More recently, in 2020, Curis and DarwinHealth announced a multi-year scientific research collaboration to apply DarwinHealth’s algorithms to understand better and articulate the role of MYC in the mechanism of action of the Curis compound, fimepinostat; and explore additional potential novel biomarkers that may help patient selection in hematologic and solid tumors clinical studies evaluating fimepinostat.
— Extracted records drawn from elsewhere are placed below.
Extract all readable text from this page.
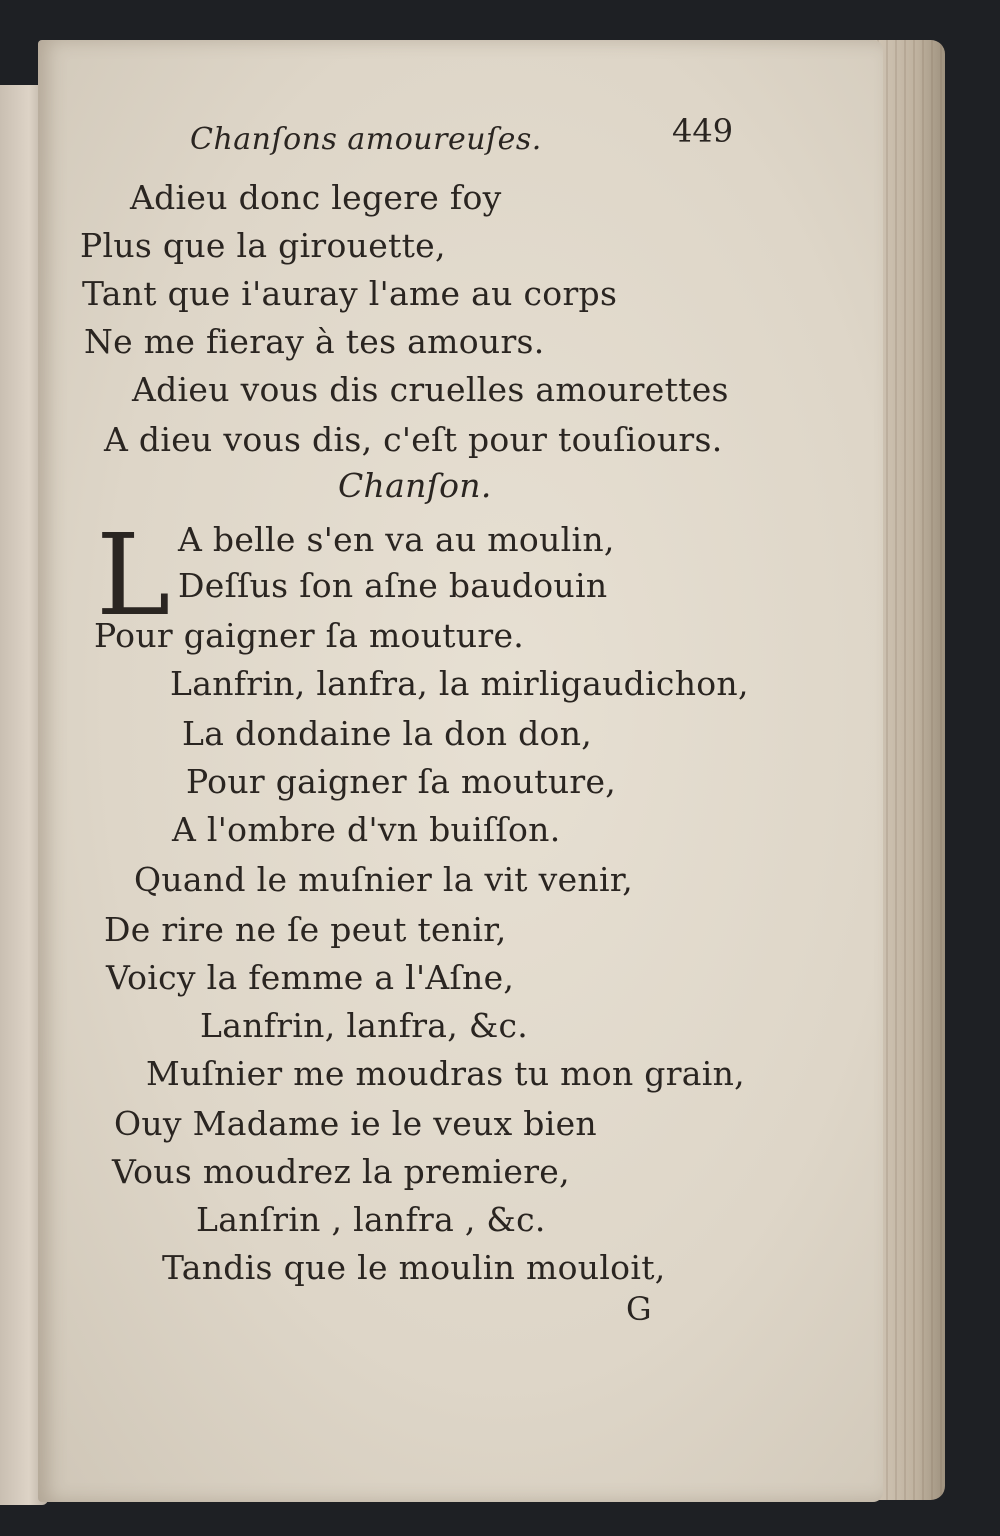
Chanſons amoureuſes.	449
Adieu donc legere foy
Plus que la girouette,
Tant que i'auray l'ame au corps
Ne me fieray à tes amours.
Adieu vous dis cruelles amourettes
A dieu vous dis, c'eſt pour touſiours.
Chanſon.
L A belle s'en va au moulin,
Deſſus ſon aſne baudouin
Pour gaigner ſa mouture.
Lanfrin, lanfra, la mirligaudichon,
La dondaine la don don,
Pour gaigner ſa mouture,
A l'ombre d'vn buiſſon.
Quand le muſnier la vit venir,
De rire ne ſe peut tenir,
Voicy la femme a l'Aſne,
Lanfrin, lanfra, &c.
Muſnier me moudras tu mon grain,
Ouy Madame ie le veux bien
Vous moudrez la premiere,
Lanſrin , lanfra , &c.
Tandis que le moulin mouloit,
G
The collaboration will deploy DarwinHealth’s compound-checkpoint-tumor subtype matching platform, its VIPER algorithm, and its high-throughput drug perturbation and Plate-Seq discovery platform to analyze the potential therapeutic efficacy of fimepinostat (a synthetic, orally available, small molecule that inhibits the activity of histone deacetylase, or HDAC, and phosphatidyl-inositol three kinase, or PI3 kinase enzymes) across several tumor subtypes.
Finally, beginning in 2021, the DarwinOncotarget and DarwinOncotreat tests from DarwinHealth— in combination with more traditional mutational profiling—will be used to inform the therapeutic choices of a molecular tumor board evaluating thousands of patients at Columbia, across eight aggressive tumor types.
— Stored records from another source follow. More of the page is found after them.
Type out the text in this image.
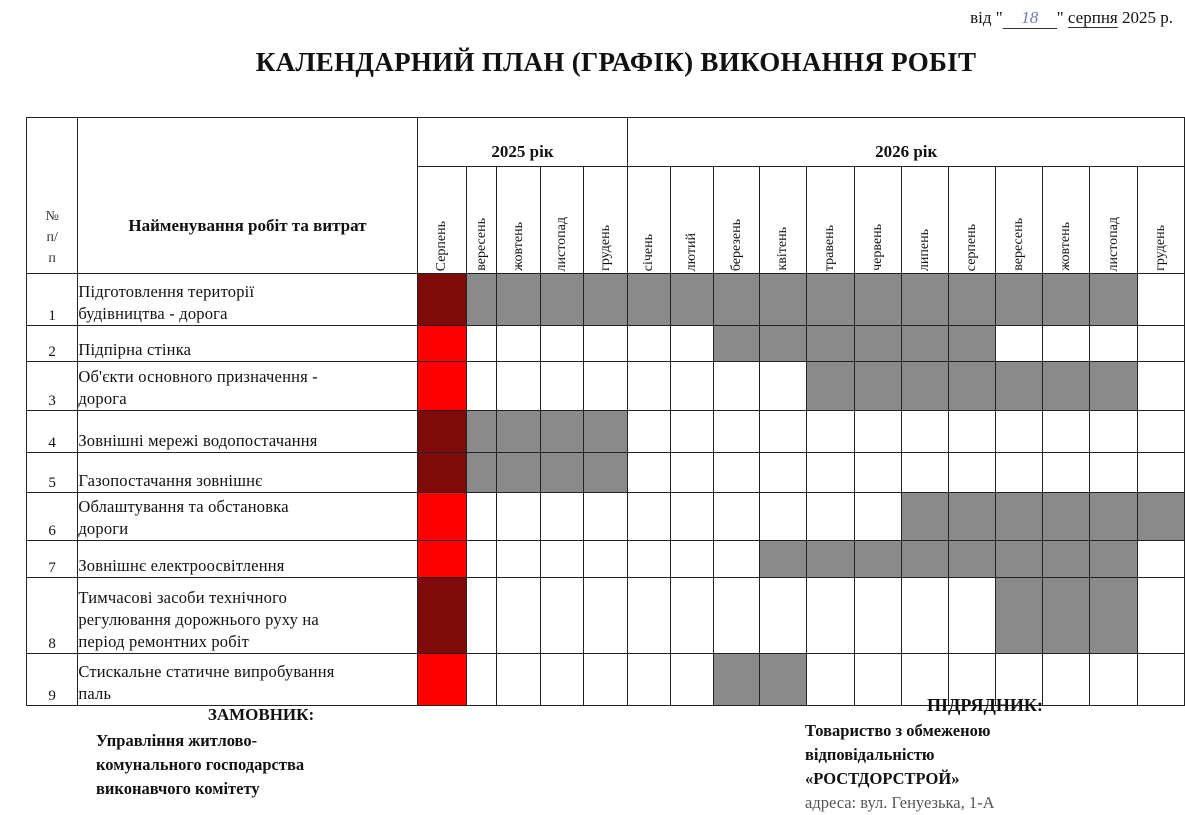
від " 18 " серпня 2025 р.
КАЛЕНДАРНИЙ ПЛАН (ГРАФІК) ВИКОНАННЯ РОБІТ
№
п/
п	Найменування робіт та витрат	2025 рік					2026 рік											

		Серпень	вересень	жовтень	листопад	грудень	січень	лютий	березень	квітень	травень	червень	липень	серпень	вересень	жовтень	листопад	грудень

1	Підготовлення території
будівництва - дорога																	
2	Підпірна стінка																	
3	Об'єкти основного призначення -
дорога																	
4	Зовнішні мережі водопостачання																	
5	Газопостачання зовнішнє																	
6	Облаштування та обстановка
дороги																	
7	Зовнішнє електроосвітлення																	
8	Тимчасові засоби технічного
регулювання дорожнього руху на
період ремонтних робіт																	
9	Стискальне статичне випробування
паль																	
ЗАМОВНИК:
Управління житлово-
комунального господарства
виконавчого комітету
ПІДРЯДНИК:
Товариство з обмеженою
відповідальністю
«РОСТДОРСТРОЙ»
адреса: вул. Генуезька, 1-А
In nearly of these scientific partnerships, the Master Regulator-based technology and associated biomarkers help identify much tighter alignments between the drugs developed by DarwinHealth’s biopharmaceutical partners and the specific patient sub-populations who tumors are most likely to respond to these investigational agents. From a drug discovery—and cost of discovery— perspective, this means that DarwinHealth’s technologies can help oncology-focused companies significantly increase the efficiency of their discovery and development pipelines, by targeting more universal tumor vulnerabilities and by conducting smaller—and thus faster and less costly—clinical trials with a higher likelihood of producing a successful outcome leading to regulatory approval.
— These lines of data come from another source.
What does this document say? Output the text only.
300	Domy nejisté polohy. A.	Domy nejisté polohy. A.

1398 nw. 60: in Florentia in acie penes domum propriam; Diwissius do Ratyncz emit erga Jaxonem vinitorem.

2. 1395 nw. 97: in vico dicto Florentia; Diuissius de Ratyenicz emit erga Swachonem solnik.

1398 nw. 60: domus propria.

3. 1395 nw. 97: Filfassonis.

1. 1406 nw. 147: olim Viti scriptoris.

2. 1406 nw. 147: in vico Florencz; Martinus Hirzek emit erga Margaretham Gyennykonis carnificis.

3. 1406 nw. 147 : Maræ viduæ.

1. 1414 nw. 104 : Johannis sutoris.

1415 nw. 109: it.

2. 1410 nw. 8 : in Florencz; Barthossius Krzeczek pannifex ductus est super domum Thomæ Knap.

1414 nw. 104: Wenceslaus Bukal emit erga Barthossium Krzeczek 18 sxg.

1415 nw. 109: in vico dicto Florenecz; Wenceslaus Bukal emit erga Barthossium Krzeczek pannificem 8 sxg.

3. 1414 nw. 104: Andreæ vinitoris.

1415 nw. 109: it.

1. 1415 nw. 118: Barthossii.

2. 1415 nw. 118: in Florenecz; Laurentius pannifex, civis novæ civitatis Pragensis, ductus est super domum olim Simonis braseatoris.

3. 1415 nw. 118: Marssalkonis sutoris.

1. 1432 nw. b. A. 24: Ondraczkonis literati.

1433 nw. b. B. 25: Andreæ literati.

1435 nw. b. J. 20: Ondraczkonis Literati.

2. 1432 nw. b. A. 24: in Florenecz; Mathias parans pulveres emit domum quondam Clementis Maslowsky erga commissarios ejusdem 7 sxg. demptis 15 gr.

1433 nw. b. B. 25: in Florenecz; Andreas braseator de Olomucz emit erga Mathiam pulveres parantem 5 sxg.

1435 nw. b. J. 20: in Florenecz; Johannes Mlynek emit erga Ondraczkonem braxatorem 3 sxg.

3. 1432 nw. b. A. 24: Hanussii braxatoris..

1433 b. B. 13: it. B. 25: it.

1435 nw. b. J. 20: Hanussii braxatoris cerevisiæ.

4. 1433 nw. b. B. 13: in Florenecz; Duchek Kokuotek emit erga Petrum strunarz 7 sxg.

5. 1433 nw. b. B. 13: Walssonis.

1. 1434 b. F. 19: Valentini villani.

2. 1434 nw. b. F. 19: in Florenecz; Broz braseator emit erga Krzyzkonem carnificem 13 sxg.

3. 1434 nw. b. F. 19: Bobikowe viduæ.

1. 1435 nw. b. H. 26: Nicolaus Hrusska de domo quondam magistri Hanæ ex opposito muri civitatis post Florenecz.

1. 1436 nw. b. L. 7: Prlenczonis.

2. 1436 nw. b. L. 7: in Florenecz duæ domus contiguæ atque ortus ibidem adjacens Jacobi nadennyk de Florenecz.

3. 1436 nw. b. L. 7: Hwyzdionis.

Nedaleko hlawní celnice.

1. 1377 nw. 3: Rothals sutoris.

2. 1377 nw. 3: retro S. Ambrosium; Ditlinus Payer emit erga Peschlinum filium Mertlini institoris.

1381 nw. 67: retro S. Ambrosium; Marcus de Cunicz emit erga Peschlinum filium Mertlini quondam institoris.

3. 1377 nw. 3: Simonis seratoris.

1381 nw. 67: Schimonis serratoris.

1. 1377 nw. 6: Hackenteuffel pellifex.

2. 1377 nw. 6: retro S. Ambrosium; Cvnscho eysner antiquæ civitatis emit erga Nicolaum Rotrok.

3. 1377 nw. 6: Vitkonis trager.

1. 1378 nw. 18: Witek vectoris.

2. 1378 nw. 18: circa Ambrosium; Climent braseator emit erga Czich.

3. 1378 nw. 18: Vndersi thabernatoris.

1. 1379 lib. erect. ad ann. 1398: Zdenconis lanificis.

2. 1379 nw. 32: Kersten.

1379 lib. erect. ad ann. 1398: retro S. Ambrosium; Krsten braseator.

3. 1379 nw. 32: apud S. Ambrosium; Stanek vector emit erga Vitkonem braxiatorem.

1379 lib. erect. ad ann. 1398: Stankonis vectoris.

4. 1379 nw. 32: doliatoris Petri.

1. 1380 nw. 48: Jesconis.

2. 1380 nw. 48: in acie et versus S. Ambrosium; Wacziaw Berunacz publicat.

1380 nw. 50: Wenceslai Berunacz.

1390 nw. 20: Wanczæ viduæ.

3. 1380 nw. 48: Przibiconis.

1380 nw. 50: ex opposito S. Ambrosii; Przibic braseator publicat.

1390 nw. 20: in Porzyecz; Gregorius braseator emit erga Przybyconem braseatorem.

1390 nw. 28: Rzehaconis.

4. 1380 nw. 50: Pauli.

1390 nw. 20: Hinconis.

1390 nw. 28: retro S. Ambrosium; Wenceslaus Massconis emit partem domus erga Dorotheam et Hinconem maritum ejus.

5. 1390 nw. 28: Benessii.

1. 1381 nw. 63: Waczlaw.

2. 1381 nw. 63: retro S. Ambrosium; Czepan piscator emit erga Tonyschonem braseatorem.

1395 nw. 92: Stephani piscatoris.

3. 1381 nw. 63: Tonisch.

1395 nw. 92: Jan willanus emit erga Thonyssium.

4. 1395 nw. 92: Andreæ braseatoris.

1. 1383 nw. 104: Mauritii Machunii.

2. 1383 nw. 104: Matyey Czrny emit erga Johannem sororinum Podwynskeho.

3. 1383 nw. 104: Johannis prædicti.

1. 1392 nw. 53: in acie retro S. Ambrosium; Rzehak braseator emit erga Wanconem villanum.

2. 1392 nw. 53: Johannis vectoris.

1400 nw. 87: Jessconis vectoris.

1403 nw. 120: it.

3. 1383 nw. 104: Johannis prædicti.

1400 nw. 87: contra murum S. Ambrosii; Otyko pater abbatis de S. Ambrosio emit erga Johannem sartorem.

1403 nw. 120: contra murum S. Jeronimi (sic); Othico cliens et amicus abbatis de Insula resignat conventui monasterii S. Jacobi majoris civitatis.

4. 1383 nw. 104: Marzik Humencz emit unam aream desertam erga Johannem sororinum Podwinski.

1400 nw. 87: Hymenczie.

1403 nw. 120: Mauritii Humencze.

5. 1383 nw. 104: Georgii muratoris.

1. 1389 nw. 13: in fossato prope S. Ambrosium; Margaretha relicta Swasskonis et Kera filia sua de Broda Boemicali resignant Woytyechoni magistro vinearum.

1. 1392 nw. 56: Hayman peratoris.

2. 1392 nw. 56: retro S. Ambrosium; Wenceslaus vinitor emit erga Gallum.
The Future of Cancer Drug Discovery
Based on its successes thus far, DarwinHealth’s oncotecture-based, “digging deeper than genes” discovery framework and associated technologies will continue to exploit a complementary combination of experimental and computation-based, inferential methods to identify novel cancer targets, effective drugs and biomarkers on a fully mechanistic, rather than empirical basis. In addition, the company’s drug and novel cancer target discovery programs, including the DarwinOncoMarker, Compound-2-Clinic (C2C), and novel cancer target initiative (NCTI) platforms will allow its scientific teams, working either independently or in collaboration with biopharmaceutical partners, to target cancer at its most vulnerable and universal spots; more specifically, at the regulatory bottlenecks implemented by tumor checkpoints.
By using Master Regulator-based analyses and leveraging their capacity for dissecting more universal cancer targets DarwinHealth hopes to discover more effective therapies than could be achieved by geneticbased approaches alone, thus addressing the unexpected precision deficit shortfall of targeted therapy and its partial failure to fully deliver on the initial promise.